Following a bid a couple of weeks ago we decided to go for 7" Lenovo tablets. This came as bit of a surprise, but these tablets only cost $80 off Amazon (July 2015) and they are also cheap in Iceland. We went to the store, flipped on the tablet and set up a local network off an Icelandic sim card. This worked perfectly, giving hope that the entire system should have a chance at running decently on this hardware in production mode with 20 simultaneous tablets.
I'll repeat in case you missed it: We had to wait for the salesperson so the sim card got inserted into the laptop, which then got turned on, right in the store. While waiting for the salesperson to bring the right tablets we tried the software off other tablets and laptops and everything ran without a hitch.
The next step was to test-run one of the tablets we wanted to buy. We had specified ahead of time exactly which web pages we wanted the tablets to be able to handle, but we were now able to test it directly off the laptop. The laptop ran a tutor-web server and had its own WiFi access point. The tablets hooked up to the laptop and got handed tutor-web pages at top speed.
We ran all of this with no access to electrical outlets, right in the store. We did not use any of the store's WiFi connections, only the sim card in the laptop. This show was off to a very good start indeed.
For what these tablets can do they come at a very good price. The only time we ever found any sluggishness in testing was in the first few minutes and the most likely explanation was that the tablets must have been busy completing some setup procedure. The screens are crisp and it is very easy to zoom in on equations and the like when needed.
We walked away with 20 tablets.
So this version of the tutor-web has a new feature: it works beautifully in standalone mode. After asking for quiz questions, they are simply loaded with the scripts on the page into local storage. So when the tablet is taken completely off the network, the tutor-web page continues to run on the tablet. Once the tablet comes back into a WiFi connection with the laptop the user can either sync manually or continue to work and the tablet will sync its answers and grades with the laptop. 
The laptop syncs to the full tutor-web server whenever it has a simcard connection to the Internet. 

 

 

eias


In case you've forgotten, this is the tutor-web user interface on a tablet. This has not changed much. Recall another promise from 2012 to include a cryptocurrency in the system. You can see the menu entry for redeeming any coins which you may have earnt. Yes of course, the coin is called a smileycoin or SMLY 

android GUI


 

Wednesday, SMLY wallet additions


Andrea just completed an important wallet feature: The wallet on the tablet can now open a connection to the tutor-web to redeem the coins. No more copying and pasting wallet addresses!

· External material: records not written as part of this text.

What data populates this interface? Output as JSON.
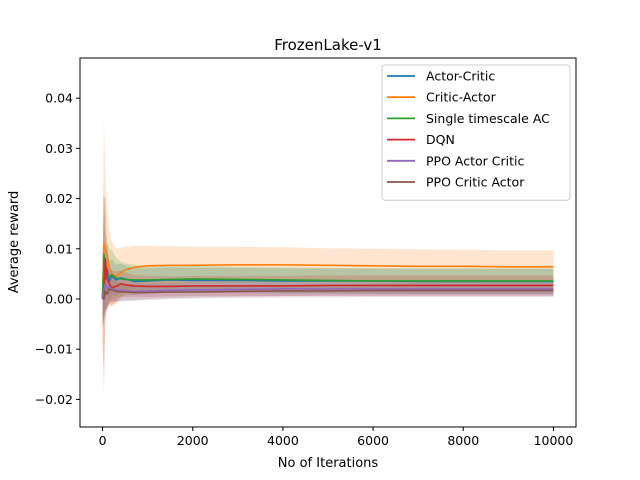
{
  "chart_data": {
    "type": "line",
    "title": "FrozenLake-v1",
    "xlabel": "No of Iterations",
    "ylabel": "Average reward",
    "xlim": [
      -500,
      10500
    ],
    "ylim": [
      -0.0255,
      0.048
    ],
    "xticks": [
      0,
      2000,
      4000,
      6000,
      8000,
      10000
    ],
    "xtick_labels": [
      "0",
      "2000",
      "4000",
      "6000",
      "8000",
      "10000"
    ],
    "yticks": [
      -0.02,
      -0.01,
      0.0,
      0.01,
      0.02,
      0.03,
      0.04
    ],
    "ytick_labels": [
      "−0.02",
      "−0.01",
      "0.00",
      "0.01",
      "0.02",
      "0.03",
      "0.04"
    ],
    "grid": false,
    "legend_position": "top-right",
    "series": [
      {
        "name": "Actor-Critic",
        "color": "#1f77b4",
        "x": [
          0,
          30,
          60,
          100,
          150,
          200,
          300,
          400,
          500,
          700,
          1000,
          1500,
          2000,
          3000,
          4000,
          5000,
          6000,
          7000,
          8000,
          9000,
          10000
        ],
        "y": [
          0.0,
          0.009,
          0.004,
          0.006,
          0.0035,
          0.0045,
          0.0038,
          0.0042,
          0.004,
          0.0035,
          0.0036,
          0.0038,
          0.0037,
          0.0037,
          0.0036,
          0.0036,
          0.0036,
          0.0035,
          0.0035,
          0.0035,
          0.0035
        ],
        "band": [
          0.006,
          0.012,
          0.006,
          0.005,
          0.004,
          0.0035,
          0.003,
          0.0028,
          0.0027,
          0.0026,
          0.0025,
          0.0025,
          0.0025,
          0.0025,
          0.0025,
          0.0025,
          0.0025,
          0.0025,
          0.0025,
          0.0025,
          0.0025
        ]
      },
      {
        "name": "Critic-Actor",
        "color": "#ff7f0e",
        "x": [
          0,
          30,
          60,
          100,
          150,
          200,
          300,
          400,
          500,
          700,
          1000,
          1500,
          2000,
          3000,
          4000,
          5000,
          6000,
          7000,
          8000,
          9000,
          10000
        ],
        "y": [
          0.0,
          0.011,
          0.01,
          0.0085,
          0.0062,
          0.005,
          0.0045,
          0.0052,
          0.0058,
          0.0063,
          0.0066,
          0.0067,
          0.0067,
          0.0068,
          0.0068,
          0.0067,
          0.0066,
          0.0065,
          0.0065,
          0.0064,
          0.0064
        ],
        "band": [
          0.01,
          0.025,
          0.015,
          0.01,
          0.0075,
          0.0065,
          0.0055,
          0.005,
          0.0046,
          0.0043,
          0.004,
          0.0038,
          0.0037,
          0.0036,
          0.0035,
          0.0034,
          0.0034,
          0.0034,
          0.0033,
          0.0033,
          0.0033
        ]
      },
      {
        "name": "Single timescale AC",
        "color": "#2ca02c",
        "x": [
          0,
          30,
          60,
          100,
          150,
          200,
          300,
          400,
          500,
          700,
          1000,
          1500,
          2000,
          3000,
          4000,
          5000,
          6000,
          7000,
          8000,
          9000,
          10000
        ],
        "y": [
          0.0,
          0.0088,
          0.0055,
          0.005,
          0.0045,
          0.0048,
          0.0042,
          0.004,
          0.0039,
          0.0038,
          0.0038,
          0.0039,
          0.004,
          0.0039,
          0.0038,
          0.0037,
          0.0036,
          0.0036,
          0.0036,
          0.0036,
          0.0036
        ],
        "band": [
          0.006,
          0.013,
          0.008,
          0.0065,
          0.0055,
          0.005,
          0.004,
          0.0035,
          0.0032,
          0.003,
          0.0028,
          0.0027,
          0.0026,
          0.0025,
          0.0025,
          0.0025,
          0.0025,
          0.0025,
          0.0025,
          0.0025,
          0.0025
        ]
      },
      {
        "name": "DQN",
        "color": "#d62728",
        "x": [
          0,
          30,
          60,
          100,
          150,
          200,
          300,
          400,
          500,
          700,
          1000,
          1500,
          2000,
          3000,
          4000,
          5000,
          6000,
          7000,
          8000,
          9000,
          10000
        ],
        "y": [
          0.0,
          0.0005,
          0.008,
          0.004,
          0.003,
          0.0022,
          0.0025,
          0.003,
          0.0028,
          0.0026,
          0.0025,
          0.0025,
          0.0026,
          0.0026,
          0.0026,
          0.0027,
          0.0027,
          0.0027,
          0.0027,
          0.0027,
          0.0027
        ],
        "band": [
          0.005,
          0.02,
          0.012,
          0.006,
          0.004,
          0.0035,
          0.003,
          0.0027,
          0.0025,
          0.0022,
          0.0021,
          0.002,
          0.002,
          0.002,
          0.002,
          0.002,
          0.002,
          0.002,
          0.002,
          0.002,
          0.002
        ]
      },
      {
        "name": "PPO Actor Critic",
        "color": "#9467bd",
        "x": [
          0,
          30,
          60,
          100,
          150,
          200,
          300,
          400,
          500,
          700,
          1000,
          1500,
          2000,
          3000,
          4000,
          5000,
          6000,
          7000,
          8000,
          9000,
          10000
        ],
        "y": [
          0.0,
          0.002,
          0.003,
          0.002,
          0.0025,
          0.002,
          0.0018,
          0.0017,
          0.0016,
          0.0015,
          0.0016,
          0.0017,
          0.0018,
          0.0019,
          0.002,
          0.002,
          0.002,
          0.002,
          0.002,
          0.002,
          0.002
        ],
        "band": [
          0.004,
          0.006,
          0.005,
          0.004,
          0.003,
          0.0027,
          0.0024,
          0.0022,
          0.002,
          0.0018,
          0.0016,
          0.0015,
          0.0015,
          0.0014,
          0.0014,
          0.0014,
          0.0014,
          0.0014,
          0.0014,
          0.0014,
          0.0014
        ]
      },
      {
        "name": "PPO Critic Actor",
        "color": "#8c564b",
        "x": [
          0,
          30,
          60,
          100,
          150,
          200,
          300,
          400,
          500,
          700,
          1000,
          1500,
          2000,
          3000,
          4000,
          5000,
          6000,
          7000,
          8000,
          9000,
          10000
        ],
        "y": [
          0.0,
          0.0,
          0.0015,
          0.001,
          0.002,
          0.0018,
          0.0015,
          0.0014,
          0.0014,
          0.0013,
          0.0013,
          0.0014,
          0.0014,
          0.0015,
          0.0016,
          0.0016,
          0.0017,
          0.0017,
          0.0017,
          0.0017,
          0.0017
        ],
        "band": [
          0.003,
          0.005,
          0.004,
          0.003,
          0.0025,
          0.0022,
          0.002,
          0.0018,
          0.0017,
          0.0016,
          0.0015,
          0.0014,
          0.0013,
          0.0013,
          0.0013,
          0.0013,
          0.0013,
          0.0013,
          0.0013,
          0.0013,
          0.0013
        ]
      }
    ]
  }
}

Anna Helga and Jamie have set up quick-links to the tutor-web on all 20 tablet.

 

Thursday, testing and debugging

Fairly routine testing and debugging, including verification of remote administrator logins into the laptop. Also, wherever the laptop is in the world, the domain box.tutor-web.net will always refer to the laptop. 

 

So during the week the group of 7 testers (Jamie, Gunnar, Arnbjörg, Anna Helga, Andrea, Chris and Erla) tried all 20 tablets and a range of tutorials (high-school math, R programming, computing and calculus for applied stats, fishery science). 

 

eias

 

Friday, completing the preparations

The system is all set up and fits nicely into a carry-on suitcase.

eias

Now, off to Kenya and a new blog entry!